Obama and Boehner have been negotiating on a deal to avert the fiscal cliff, but have not yet reached agreement on the mix of tax increases and spending cuts that will be included as part of the measure (see Obama Concessions Signal Potential Bipartisan Tax Rate and Budget Deal). A major sticking point is that a majority of Republicans have signed a pledge with Norquist’s group, Americans for Tax Reform, not to raise taxes. However, Norquist has signaled some flexibility on the pledge in the past, especially lately with the expiration of the Bush tax cuts and the current tax rates now looming, saying that any tax reform would have to be revenue neutral, with any tax increases offset by tax cuts.
Norquist’s group released a statement Wednesday that was distributed by the press office of Republicans on the tax-writing House Ways and Means Committee.
“ATR has consistently maintained that individual Members of Congress make a pledge to their constituents to oppose and vote against tax increases,” said the statement from Americans for Tax Reform. “The House this week will vote on a tax bill. This legislation—popularly known as “Plan B”—permanently prevents a tax increase on families making less than $1 million per year. Republicans supporting this bill are this week affirming to their constituents in writing that this bill—the sole purpose of which is to prevent tax increases—is consistent with the pledge they made to them. In ATR’s analysis, it is extremely difficult—if not impossible—to fault these Republicans’ assertion.
“In particular, in this Congress the House has already voted twice to prevent any tax increases on any American," ATR added. "When viewed with this in mind, and considering this tax bill contains no tax increases of any kind—in fact, it permanently prevents them—matters become more clear. Having finally seen actual legislation in writing, ATR is now able to make its determination about a legislative proposal related to the fiscal cliff. ATR will not consider a vote for this measure a violation of the Taxpayer Protection Pledge.”

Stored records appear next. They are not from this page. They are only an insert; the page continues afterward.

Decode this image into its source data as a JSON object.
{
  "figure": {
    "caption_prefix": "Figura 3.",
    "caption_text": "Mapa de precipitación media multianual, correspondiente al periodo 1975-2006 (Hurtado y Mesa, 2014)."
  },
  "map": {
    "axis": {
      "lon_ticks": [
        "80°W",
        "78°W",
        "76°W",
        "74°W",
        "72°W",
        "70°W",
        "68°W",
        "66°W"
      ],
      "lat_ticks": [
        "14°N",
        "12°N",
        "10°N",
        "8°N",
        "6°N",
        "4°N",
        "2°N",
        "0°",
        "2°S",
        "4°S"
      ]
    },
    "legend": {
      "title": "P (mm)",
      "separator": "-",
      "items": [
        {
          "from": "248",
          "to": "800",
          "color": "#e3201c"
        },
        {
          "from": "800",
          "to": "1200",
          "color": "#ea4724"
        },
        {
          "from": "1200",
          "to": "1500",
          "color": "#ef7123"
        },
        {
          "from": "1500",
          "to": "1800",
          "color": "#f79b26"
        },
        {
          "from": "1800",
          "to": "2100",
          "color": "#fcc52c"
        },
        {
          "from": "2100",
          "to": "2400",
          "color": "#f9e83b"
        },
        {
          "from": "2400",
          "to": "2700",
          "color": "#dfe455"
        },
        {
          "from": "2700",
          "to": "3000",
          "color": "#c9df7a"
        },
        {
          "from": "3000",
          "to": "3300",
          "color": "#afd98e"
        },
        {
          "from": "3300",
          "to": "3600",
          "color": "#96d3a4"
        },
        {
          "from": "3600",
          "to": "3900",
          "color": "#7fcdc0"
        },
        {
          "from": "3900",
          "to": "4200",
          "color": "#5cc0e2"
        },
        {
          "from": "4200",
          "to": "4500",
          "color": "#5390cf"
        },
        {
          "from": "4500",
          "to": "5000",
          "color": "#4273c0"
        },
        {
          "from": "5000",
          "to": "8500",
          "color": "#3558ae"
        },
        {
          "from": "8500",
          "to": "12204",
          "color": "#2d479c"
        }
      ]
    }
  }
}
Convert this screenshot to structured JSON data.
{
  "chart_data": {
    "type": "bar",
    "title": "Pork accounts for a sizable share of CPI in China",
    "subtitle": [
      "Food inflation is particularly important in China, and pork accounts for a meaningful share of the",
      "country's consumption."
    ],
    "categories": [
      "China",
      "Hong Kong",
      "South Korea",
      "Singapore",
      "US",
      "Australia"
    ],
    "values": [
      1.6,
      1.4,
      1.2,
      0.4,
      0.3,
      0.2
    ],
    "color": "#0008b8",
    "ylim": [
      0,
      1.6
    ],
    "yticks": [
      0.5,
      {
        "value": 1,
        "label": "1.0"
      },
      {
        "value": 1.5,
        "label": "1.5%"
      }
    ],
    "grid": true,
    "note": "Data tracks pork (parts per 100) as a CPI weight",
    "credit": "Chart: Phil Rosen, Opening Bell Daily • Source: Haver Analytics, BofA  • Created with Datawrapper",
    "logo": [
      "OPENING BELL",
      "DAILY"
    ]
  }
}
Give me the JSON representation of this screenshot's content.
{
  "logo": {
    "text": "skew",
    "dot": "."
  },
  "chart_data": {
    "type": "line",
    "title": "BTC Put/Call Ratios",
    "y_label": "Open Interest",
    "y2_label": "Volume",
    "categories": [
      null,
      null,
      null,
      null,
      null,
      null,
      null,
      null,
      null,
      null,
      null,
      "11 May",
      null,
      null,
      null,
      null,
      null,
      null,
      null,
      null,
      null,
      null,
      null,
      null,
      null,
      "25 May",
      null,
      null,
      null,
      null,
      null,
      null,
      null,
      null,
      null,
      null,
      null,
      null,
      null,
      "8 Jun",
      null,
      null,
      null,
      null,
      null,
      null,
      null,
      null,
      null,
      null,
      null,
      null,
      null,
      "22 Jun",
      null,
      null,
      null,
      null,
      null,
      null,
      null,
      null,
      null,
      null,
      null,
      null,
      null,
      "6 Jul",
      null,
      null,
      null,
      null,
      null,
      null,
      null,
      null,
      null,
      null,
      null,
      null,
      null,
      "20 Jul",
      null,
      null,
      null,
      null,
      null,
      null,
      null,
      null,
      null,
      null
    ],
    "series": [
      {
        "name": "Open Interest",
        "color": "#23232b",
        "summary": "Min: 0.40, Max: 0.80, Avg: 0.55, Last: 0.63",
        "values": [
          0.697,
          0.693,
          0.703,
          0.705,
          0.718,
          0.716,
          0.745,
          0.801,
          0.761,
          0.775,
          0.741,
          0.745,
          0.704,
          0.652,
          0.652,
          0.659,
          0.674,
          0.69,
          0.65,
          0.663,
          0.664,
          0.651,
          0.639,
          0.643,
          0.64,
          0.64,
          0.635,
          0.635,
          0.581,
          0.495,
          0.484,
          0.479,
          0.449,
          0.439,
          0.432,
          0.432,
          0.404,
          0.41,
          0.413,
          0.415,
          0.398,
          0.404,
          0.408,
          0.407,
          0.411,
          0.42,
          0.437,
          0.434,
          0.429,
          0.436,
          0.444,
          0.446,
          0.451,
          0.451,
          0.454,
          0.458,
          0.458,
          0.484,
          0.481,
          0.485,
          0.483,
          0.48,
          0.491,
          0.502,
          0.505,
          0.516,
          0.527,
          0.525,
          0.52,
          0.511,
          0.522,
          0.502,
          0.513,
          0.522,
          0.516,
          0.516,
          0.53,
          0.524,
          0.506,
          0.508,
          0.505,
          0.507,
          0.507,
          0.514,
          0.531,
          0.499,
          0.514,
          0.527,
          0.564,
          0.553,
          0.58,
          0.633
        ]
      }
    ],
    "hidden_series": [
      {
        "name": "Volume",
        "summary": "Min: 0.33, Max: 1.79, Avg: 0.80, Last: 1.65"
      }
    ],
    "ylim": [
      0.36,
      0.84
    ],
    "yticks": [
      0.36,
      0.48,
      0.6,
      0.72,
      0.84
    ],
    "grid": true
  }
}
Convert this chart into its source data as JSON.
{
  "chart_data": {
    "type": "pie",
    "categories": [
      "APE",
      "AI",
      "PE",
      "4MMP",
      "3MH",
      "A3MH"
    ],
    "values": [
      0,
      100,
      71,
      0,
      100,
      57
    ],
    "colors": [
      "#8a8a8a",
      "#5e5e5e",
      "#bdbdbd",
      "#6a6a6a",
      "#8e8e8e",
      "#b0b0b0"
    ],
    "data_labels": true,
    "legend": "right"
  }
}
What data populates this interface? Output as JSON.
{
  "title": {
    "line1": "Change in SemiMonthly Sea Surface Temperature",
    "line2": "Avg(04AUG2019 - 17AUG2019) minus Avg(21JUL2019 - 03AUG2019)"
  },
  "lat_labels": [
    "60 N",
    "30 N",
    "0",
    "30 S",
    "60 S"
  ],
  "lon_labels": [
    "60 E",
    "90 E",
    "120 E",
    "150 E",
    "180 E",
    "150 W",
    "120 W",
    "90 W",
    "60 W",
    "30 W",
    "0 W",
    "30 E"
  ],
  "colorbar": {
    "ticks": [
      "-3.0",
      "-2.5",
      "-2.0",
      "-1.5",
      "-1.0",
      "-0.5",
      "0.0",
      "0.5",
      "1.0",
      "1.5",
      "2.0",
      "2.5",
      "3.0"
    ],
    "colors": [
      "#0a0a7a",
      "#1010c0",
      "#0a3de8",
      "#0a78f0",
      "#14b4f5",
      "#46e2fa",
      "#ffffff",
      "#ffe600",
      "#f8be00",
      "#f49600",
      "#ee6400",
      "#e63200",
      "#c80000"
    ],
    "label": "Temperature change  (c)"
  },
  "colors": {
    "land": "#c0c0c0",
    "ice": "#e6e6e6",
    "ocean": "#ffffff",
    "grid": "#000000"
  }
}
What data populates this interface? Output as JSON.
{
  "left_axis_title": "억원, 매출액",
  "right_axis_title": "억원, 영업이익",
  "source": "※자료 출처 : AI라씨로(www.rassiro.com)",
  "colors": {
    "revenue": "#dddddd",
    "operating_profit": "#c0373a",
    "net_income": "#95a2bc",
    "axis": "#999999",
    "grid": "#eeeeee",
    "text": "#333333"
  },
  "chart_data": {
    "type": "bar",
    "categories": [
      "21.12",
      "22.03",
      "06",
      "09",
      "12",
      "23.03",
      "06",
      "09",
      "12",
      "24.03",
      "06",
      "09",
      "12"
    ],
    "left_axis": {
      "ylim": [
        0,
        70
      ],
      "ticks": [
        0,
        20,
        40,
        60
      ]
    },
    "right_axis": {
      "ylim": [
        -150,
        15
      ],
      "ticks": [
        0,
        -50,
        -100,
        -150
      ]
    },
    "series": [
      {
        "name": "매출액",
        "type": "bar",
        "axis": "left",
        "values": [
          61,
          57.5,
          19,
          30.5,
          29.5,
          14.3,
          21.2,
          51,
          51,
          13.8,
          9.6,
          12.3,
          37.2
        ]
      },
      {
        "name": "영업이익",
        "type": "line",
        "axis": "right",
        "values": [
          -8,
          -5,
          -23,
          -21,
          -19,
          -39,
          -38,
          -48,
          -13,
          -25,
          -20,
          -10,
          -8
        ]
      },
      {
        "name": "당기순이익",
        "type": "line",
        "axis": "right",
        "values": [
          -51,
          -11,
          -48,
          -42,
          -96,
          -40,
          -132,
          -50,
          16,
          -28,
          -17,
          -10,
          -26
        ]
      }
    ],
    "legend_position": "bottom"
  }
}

Boehner's Plan B bill would permanently extend the current marginal tax rates for incomes up to $1 million. It would also permanently repeal the PEP and Pease limitation, make the $1,000 child credit permanent, and provide permanent relief from the so-called "marriage penalty." The bill would also permanently extend the reduced capital gains and dividend tax rates, with a top rate of 15 percent, for incomes up to $1 million.
In addition, the bill would permanently extend the 2012 estate tax rates with a $5 million exemption and a 35 percent top rate. It would also permanently extend the higher small business expensing limits under Section 179 and permanently patch the alternative minimum tax, including the interaction effects between the AMT patch and 2001 and 2003 tax cuts.
The White House, however, argued against the Plan B bill, pointing out that it would still provide those earning over $1 million with an average tax cut of about $50,000. Meanwhile, the bill does not extend the American Opportunity Tax Credit for tuition, nor improvements to the Earned Income Tax Credit and Child Tax Credit, raising taxes on an estimated 25 million working families with children and students, according to the White House.
A vote on the bill is expected Thursday in the House. Boehner is reportedly trying to round up enough votes among Republican lawmakers to pass the legislation despite opposition from some conservative groups such as the Club for Growth.